Le nombre total d’allocataires de minima sociaux augmente légèrement
Tous minima confondus, le nombre total de ménages allocataires atteint près de quatre millions. Il a fortement progressé dans les années 2010 et augmente encore très légèrement depuis 2016. Cette évolution dépend essentiellement des quatre principaux minima français : le RSA (personnes pauvres de 25 ans ou plus), l’allocation de solidarité spécifique (chômeurs en fin de droits), l’allocation adulte handicapé et le minimum vieillesse. Le nombre d’allocataires de ces minima varie dans des sens différents, qui se compensent partiellement.
Jusqu’à la fin des années 2000, hormis la phase de montée en puissance du revenu minimum d’insertion (RMI) au début des années 1990, le nombre total de foyers allocataires de minima sociaux stagnait autour de trois millions. La hausse de la pauvreté des adultes (allocataires du RMI puis du RSA) était compensée par la baisse de celle des plus âgés (minimum vieillesse ou veuvage). La réduction du nombre de personnes âgées pauvres était liée en particulier à l’amélioration du niveau de retraite des femmes, du fait de la hausse de leur taux d’activité depuis les années 1970.

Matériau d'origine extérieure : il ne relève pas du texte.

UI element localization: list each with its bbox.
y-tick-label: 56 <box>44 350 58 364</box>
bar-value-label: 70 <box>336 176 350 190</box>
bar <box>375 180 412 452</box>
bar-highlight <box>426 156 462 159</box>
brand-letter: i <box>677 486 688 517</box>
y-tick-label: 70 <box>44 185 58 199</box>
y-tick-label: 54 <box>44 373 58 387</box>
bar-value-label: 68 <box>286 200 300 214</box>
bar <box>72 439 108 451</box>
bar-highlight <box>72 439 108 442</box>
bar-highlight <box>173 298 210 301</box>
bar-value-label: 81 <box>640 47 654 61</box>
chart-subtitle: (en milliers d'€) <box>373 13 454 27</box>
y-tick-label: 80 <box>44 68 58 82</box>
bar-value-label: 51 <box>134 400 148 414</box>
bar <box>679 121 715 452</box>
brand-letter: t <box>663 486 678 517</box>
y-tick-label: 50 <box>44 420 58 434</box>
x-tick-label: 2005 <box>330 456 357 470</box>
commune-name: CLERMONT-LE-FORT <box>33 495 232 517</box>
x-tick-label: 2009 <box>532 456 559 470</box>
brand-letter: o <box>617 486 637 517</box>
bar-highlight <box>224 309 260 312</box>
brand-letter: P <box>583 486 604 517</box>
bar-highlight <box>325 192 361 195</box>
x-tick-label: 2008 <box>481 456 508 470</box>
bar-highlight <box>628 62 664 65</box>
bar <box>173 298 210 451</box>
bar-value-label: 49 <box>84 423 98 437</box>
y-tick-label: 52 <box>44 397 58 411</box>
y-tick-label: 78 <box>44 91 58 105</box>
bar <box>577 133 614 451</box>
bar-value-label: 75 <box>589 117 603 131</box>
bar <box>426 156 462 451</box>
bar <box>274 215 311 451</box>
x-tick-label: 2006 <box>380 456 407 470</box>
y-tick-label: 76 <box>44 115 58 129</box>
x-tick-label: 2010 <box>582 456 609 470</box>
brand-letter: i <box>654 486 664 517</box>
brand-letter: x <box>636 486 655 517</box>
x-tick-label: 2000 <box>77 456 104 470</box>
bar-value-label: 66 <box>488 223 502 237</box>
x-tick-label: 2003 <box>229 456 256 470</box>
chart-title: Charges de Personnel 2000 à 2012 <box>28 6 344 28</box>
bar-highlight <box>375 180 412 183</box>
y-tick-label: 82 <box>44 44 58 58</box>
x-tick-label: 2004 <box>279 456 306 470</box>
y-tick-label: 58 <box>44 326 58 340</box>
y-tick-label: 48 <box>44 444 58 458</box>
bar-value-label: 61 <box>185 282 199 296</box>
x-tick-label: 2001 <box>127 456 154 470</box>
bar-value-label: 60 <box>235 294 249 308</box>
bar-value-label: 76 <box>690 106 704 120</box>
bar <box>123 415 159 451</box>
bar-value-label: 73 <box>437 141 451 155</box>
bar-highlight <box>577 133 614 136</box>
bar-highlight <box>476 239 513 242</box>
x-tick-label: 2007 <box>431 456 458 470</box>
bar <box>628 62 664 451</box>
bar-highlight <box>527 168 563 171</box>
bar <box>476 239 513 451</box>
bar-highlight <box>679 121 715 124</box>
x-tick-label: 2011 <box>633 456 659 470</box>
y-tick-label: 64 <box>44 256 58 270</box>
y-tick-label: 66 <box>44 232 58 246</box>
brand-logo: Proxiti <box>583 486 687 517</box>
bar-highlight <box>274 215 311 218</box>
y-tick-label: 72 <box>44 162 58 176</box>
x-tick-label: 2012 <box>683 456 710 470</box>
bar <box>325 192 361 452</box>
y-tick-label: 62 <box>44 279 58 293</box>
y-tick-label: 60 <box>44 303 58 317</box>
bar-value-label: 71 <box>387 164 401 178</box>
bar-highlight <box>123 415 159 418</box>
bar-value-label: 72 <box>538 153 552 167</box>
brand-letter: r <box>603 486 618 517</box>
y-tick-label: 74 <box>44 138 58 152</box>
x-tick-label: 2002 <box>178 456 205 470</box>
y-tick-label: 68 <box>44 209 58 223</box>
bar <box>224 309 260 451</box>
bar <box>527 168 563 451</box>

Depuis le milieu des années 2000, le nombre d’allocataires du minimum vieillesse a atteint un plancher. Les carrières professionnelles des femmes continuent à s’améliorer, mais de plus en plus de salariés (femmes ou hommes) arrivent à l’âge de la retraite avec des pensions amputées par les effets de la montée du chômage et de la précarité. Le nombre de ceux qui touchent l’allocation de solidarité spécifique reste stable, voire diminue, depuis 2015. En revanche, le nombre de bénéficiaires de l’allocation adulte handicapé s’est accru de 40 % au cours des dix dernières années connues (2008-2018), dépassant le million. Ceci s’explique notamment par l’élargissement des conditions pour y avoir droit, mais reflète aussi un retrait du marché du travail de personnes marquées physiquement. La progression est semblable pour le nombre d’allocataires du RSA (+ 44 %). Au total, le nombre d’allocataires de minima sociaux s’est accru de 3 à 3,9 millions entre 2008 et 2015 (+ 25 %), il a ensuite continué à augmenter, faute de réelle reprise de l’activité économique, mais moins rapidement qu’avant.
Un changement de méthode en 2016 rend difficiles les comparaisons pour les années récentes. Si l’on utilise la nouvelle méthodologie, la seule évolution notable entre 2016 et 2018 est la poursuite de la progression du nombre de ceux qui perçoivent l’allocation adulte handicapé (+ 60 000, soit + 5,7 % en deux ans). Enfin, les données sur l’ensemble des minima sociaux sont publiées avec 18 mois de délai. À l’été 2020, elles ne portent que sur la fin de l’année 2018. Il faudra donc attendre l’automne 2022 pour mesurer l’impact global qu’aura eu l’effondrement de l’activité qui a suivi la crise sanitaire du printemps 2020. Cette dernière devrait peu toucher les plus âgés ou les personnes handicapées, faiblement sensibles aux variations de l’activité économique, mais risque d’affecter profondément les actifs et se traduire par une forte hausse du nombre d’allocataires du RSA, comme de l’allocation de solidarité spécifique. L’ampleur du phénomène dépendra pour beaucoup du niveau de la reprise de l’activité.